Critical UNISOC T612 Modem Flaw Enables RCE via Cellular Calls

Critical UNISOC T612 Modem Flaw Enables RCE via Cellular Calls
Critical UNISOC T612 Modem Flaw Enables RCE via Cellular Calls
A critical memory-corruption flaw in UNISOC’s T612 modem family allows remote code execution (RCE) on vulnerable Android devices using only a malicious cellular video call, enabling one phone to compromise another over the mobile network layer.

UNISOC, ecosystem impact

UNISOC is a top-three global fabless semiconductor vendor headquartered in Shanghai, supplying 2G–5G, IoT, and smart device chipsets to OEMs such as Honor, realme, vivo, Samsung, and Motorola, with deployments in over 140 countries.

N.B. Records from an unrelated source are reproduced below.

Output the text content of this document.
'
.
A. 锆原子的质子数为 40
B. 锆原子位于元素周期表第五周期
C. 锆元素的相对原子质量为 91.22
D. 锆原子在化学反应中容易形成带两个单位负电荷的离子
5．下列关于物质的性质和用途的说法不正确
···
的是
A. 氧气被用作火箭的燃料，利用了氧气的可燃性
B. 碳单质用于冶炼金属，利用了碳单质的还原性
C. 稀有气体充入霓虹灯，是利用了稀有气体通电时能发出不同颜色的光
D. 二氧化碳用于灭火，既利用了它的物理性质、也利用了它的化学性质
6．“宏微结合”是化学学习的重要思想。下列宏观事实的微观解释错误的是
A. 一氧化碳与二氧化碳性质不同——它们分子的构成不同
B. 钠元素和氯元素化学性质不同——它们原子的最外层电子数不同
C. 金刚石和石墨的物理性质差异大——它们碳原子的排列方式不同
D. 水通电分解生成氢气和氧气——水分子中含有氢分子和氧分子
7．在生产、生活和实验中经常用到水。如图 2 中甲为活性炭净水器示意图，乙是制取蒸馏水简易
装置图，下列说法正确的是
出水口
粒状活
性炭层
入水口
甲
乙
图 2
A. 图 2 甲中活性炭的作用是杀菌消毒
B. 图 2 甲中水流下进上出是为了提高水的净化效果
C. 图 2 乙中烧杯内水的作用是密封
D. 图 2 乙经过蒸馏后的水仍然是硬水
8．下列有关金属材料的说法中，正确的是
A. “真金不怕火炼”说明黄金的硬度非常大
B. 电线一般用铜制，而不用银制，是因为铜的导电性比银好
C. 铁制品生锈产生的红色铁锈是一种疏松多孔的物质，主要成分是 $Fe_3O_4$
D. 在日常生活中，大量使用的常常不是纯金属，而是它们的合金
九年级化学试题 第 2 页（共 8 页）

The vulnerable baseband stack ships in popular budget and mid-range Android phones, including the realme C33, significantly amplifying the potential attack surface across emerging markets where UNISOC penetration is highest.

The flaw lies in the UNISOC modem firmware’s SIP/SDP parsing path, specifically an exploitable Uncontrolled Recursion condition (CWE‑674) in the _SDPDEC_AcapDecoder function that handles the nonstandard acap attribute.

After parsing one acap attribute, the function consults the SipHandler_AttrDecoder table and may re-invoke itself for the next attribute without enforcing any recursion or depth limit, allowing attacker-controlled SDP to drive unbounded stack consumption.

By placing many acap attributes on a single SDP line, an attacker can force the SIP task’s stack to collide with the sblock_0_2 task’s stack, causing a stack overflow within the baseband RTOS context.

Subsequent overwrite of function pointers sblock_0_2 enables redirection of execution to attacker-supplied ARM Thumb shellcode delivered via a separate crypto attribute, demonstrating native code execution in the modem.

Exploitation is performed entirely over the cellular IMS/VoLTE signaling plane using malformed SDP embedded in SIP INVITE messages.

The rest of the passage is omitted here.